Let’s take a look at the current influencer business model.

Broadly speaking, there are three tiers of influencers: nano-influencers with 1,000 - 10,000 followers, micro-influencers, with around 10,000 - 50,000 followers, then you’ve got your fully-fledged influencers, with 50,000+ followers. They all work in the same way, each getting paid by a brand to promote their product. The only difference is the amount they’re paid by the brands.

Brands want to work with influencers that have highly engaged audiences. And engagement statistics are what brands or influencer agencies will look at to see how successful a collaboration has been.

Sure, these engagement stats include likes and views, but most brands will want to see behind-the-scenes analytics data too. Engagement rates, watch times and click-through rates are examples of data that isn’t publically available. 

So from a practical side, it shouldn’t affect influencer’s abilities to demonstrate their value. Likes are simply vanity metrics.

How might this affect the algorithm?

At the moment, several different factors decide what content people are served when they open the app. The most important one is how interested it thinks you’ll be in the content, based on the type and frequency of interactions you’ve had with the poster, previous content from them and with similar content from others.

Although interactions include comments, direct messages, saves and story responses, likes are by far the most common type. 

But without the social proof of seeing that thousands of other people have liked a post, what’s the incentive to like a post? You can hardly jump on the bandwagon if the bandwagon is invisible.

So what may happen is that fewer people like the posts they see, so Instagram buries the posts in the feed instead of pushing them to the top, and influencers see their engagement rates plummet.

In fact, many influencers in the countries where hidden likes have been trialled have noted a drop in likes of between 3% and 15%.

Here are three possible options for the new algorithm:
Option A

IG keeps the algorithm the same, influencers engagement drops, influencers leave to find a different platform and IG becomes a place where content shared by friends and family thrive.

Impact on influencers:
Influencers will no longer be bringing in the big bucks on Instagram, which will force them to move to a different platform where they can generate huge reach and build up followers again.

Impact on brands:
Brands will no longer have an easy way to promote products. They can refocus on building their own following, or migrate with the influencers to a new platform.

Option B

IG updates the algorithm to put much more value on non-like interactions. 

Impact on influencers:
This option will see the biggest change to the types of content that we see on Instagram. With influencers forced to seek engagement that encourages comments, direct messages or other active engagements, creators have the opportunity to produce content that’s much more exciting.

Impact on brands:
Brands will likely have to work more closely with influencer marketing agencies who can come up with creative ideas for influencer collaborations.
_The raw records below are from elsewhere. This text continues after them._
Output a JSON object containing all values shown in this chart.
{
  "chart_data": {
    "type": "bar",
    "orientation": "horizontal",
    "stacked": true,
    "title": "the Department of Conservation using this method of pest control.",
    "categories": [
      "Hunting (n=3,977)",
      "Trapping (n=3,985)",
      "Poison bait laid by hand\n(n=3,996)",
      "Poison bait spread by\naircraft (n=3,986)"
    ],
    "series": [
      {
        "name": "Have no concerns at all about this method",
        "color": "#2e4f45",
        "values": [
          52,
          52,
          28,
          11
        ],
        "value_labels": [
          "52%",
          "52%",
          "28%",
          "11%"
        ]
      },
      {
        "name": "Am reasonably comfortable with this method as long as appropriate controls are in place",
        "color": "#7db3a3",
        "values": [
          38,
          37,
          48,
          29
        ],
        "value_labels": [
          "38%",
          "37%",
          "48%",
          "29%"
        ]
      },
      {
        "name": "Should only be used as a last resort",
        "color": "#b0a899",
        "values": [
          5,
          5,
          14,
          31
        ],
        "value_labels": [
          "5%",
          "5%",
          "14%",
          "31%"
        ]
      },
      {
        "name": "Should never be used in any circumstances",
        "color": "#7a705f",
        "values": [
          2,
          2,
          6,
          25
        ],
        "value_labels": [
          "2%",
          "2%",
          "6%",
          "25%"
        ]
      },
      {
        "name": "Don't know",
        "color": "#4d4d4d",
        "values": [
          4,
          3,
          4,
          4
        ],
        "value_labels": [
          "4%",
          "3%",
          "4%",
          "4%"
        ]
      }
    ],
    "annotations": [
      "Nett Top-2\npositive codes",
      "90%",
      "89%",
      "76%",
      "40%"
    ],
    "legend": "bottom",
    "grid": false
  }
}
Deep dives into data will become more important than ever, as brands will need to see the ROI in other statistics like CTRs and conversions.

Option C

IG updates the algorithm, factoring in a drop in likes and giving hidden likes more weighting to compensate. 

Impact on influencers:
Influencers focus more on collecting comments as a vanity metric, but posting behaviour stays more or less the same.

Impact on brands:
Like Option B, data will become more important than ever, but the format of influencer marketing campaigns will continue in the same way.


Which is the most likely?

Option A is pretty unlikely. If Instagram is no longer the “go-to” platform for influencers, a competitor will spot a gap in the market for a new platform that caters to influencer’s needs, therefore causing more competition for Instagram. And as a brand that’s part of Mark Zuckerberg’s plan to take over the social space, that doesn’t make good business sense.

Option B & C are much more plausible, because both options keep users on the platform. Either way, creating high-value content is still going to be the most important factor, and innovative, interactive influencer marketing campaigns will take the lead over passive posting.

How do you think the algorithm will change?